Se, ao ler estas perguntas, estás a sentir um nó na garganta e um soco no estômago, lamento ser eu a dizê-lo, mas… a verdade encontrou-te. És um barco ancorado.

O maior risco de todos não é saltar para o desconhecido. O maior risco é a escolha de não escolher, de esperar eternamente por algo externo que te faça mover, é a inércia. E, se fores realmente sincero contigo, perceberás que algo essencial começa a desaparecer em ti: a vontade de viver plenamente.

Arriscar não significa agir sem pensar. Não te peço que saltes para o escuro, mas que dês passos na direção de quem queres ser. O risco é o preço da transformação. É trocar esse cais que te come vivo pelas infinitas possibilidades que o horizonte te pode dar, mesmo sem saberes o que irás encontrar lá.

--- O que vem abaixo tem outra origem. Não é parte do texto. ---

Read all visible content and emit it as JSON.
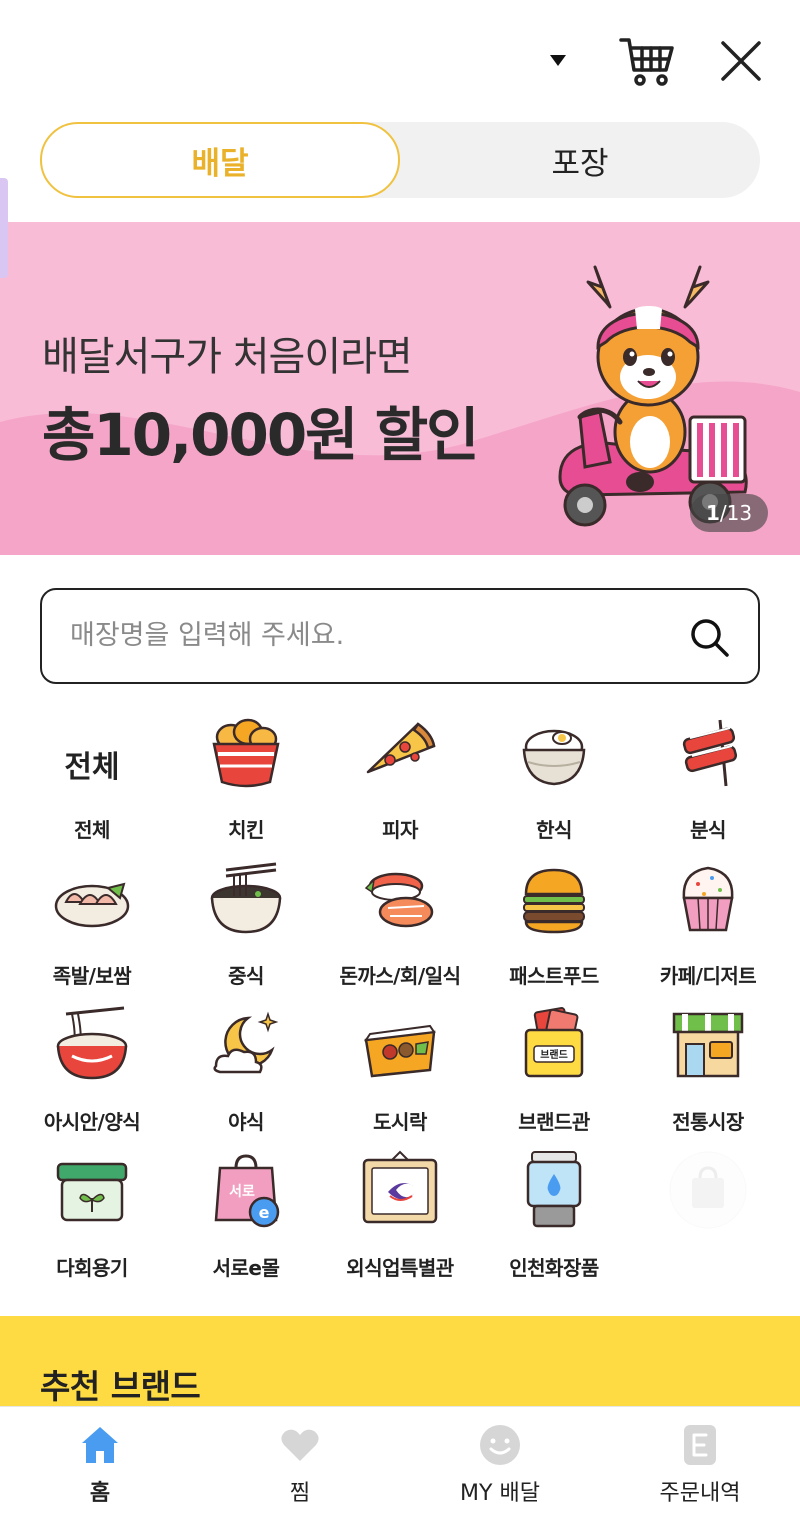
{
  "header": {
    "location_dropdown_icon": "caret-down-icon",
    "cart_icon": "cart-icon",
    "close_icon": "close-icon"
  },
  "mode_toggle": {
    "delivery_label": "배달",
    "pickup_label": "포장",
    "active": "배달",
    "active_color": "#e9b22a"
  },
  "banner": {
    "line1": "배달서구가 처음이라면",
    "line2": "총10,000원 할인",
    "counter_current": "1",
    "counter_total": "/13",
    "background_color": "#f8bcd7"
  },
  "search": {
    "placeholder": "매장명을 입력해 주세요.",
    "value": "",
    "icon": "search-icon"
  },
  "categories": {
    "all_icon_text": "전체",
    "items": [
      {
        "label": "전체",
        "icon": "all-text-icon"
      },
      {
        "label": "치킨",
        "icon": "chicken-icon"
      },
      {
        "label": "피자",
        "icon": "pizza-icon"
      },
      {
        "label": "한식",
        "icon": "rice-bowl-icon"
      },
      {
        "label": "분식",
        "icon": "skewer-icon"
      },
      {
        "label": "족발/보쌈",
        "icon": "pork-platter-icon"
      },
      {
        "label": "중식",
        "icon": "noodle-bowl-icon"
      },
      {
        "label": "돈까스/회/일식",
        "icon": "sushi-icon"
      },
      {
        "label": "패스트푸드",
        "icon": "burger-icon"
      },
      {
        "label": "카페/디저트",
        "icon": "cupcake-icon"
      },
      {
        "label": "아시안/양식",
        "icon": "pasta-bowl-icon"
      },
      {
        "label": "야식",
        "icon": "moon-icon"
      },
      {
        "label": "도시락",
        "icon": "lunchbox-icon"
      },
      {
        "label": "브랜드관",
        "icon": "brand-bag-icon"
      },
      {
        "label": "전통시장",
        "icon": "market-stall-icon"
      },
      {
        "label": "다회용기",
        "icon": "reusable-container-icon"
      },
      {
        "label": "서로e몰",
        "icon": "shopping-bag-icon"
      },
      {
        "label": "외식업특별관",
        "icon": "framed-logo-icon"
      },
      {
        "label": "인천화장품",
        "icon": "cosmetics-bottle-icon"
      }
    ],
    "bag_text": "서로",
    "brand_box_text": "브랜드"
  },
  "recommend": {
    "title": "추천 브랜드",
    "background_color": "#fedb43"
  },
  "bottom_nav": {
    "items": [
      {
        "label": "홈",
        "icon": "home-icon",
        "active": true
      },
      {
        "label": "찜",
        "icon": "heart-icon",
        "active": false
      },
      {
        "label": "MY 배달",
        "icon": "smiley-icon",
        "active": false
      },
      {
        "label": "주문내역",
        "icon": "receipt-icon",
        "active": false
      }
    ],
    "active_color": "#4a9cf0"
  }
}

E a grande ironia da vida é: o que parece seguro hoje, como o emprego, a relação, a rotina, pode ser o que nos aprisiona amanhã. É tão sufocante quando aceitamos isto como sendo a nossa vida.

Não tem de ser assim.

Aprendi que a verdadeira segurança não está naquilo que conhecemos, mas na capacidade de nos adaptarmos à nossa própria mudança e tomarmos decisões. Somos tão maiores do que os monstros que criamos para nós.

O porto pode parecer seguro, mas é no mar que a vida realmente acontece.
Limpa a ferrugem. Solta as amarras. Liberta-te do cais e navega.

Antes de ir, deixa-me perguntar: onde, na tua vida, estás ancorado e já deverias ter partido?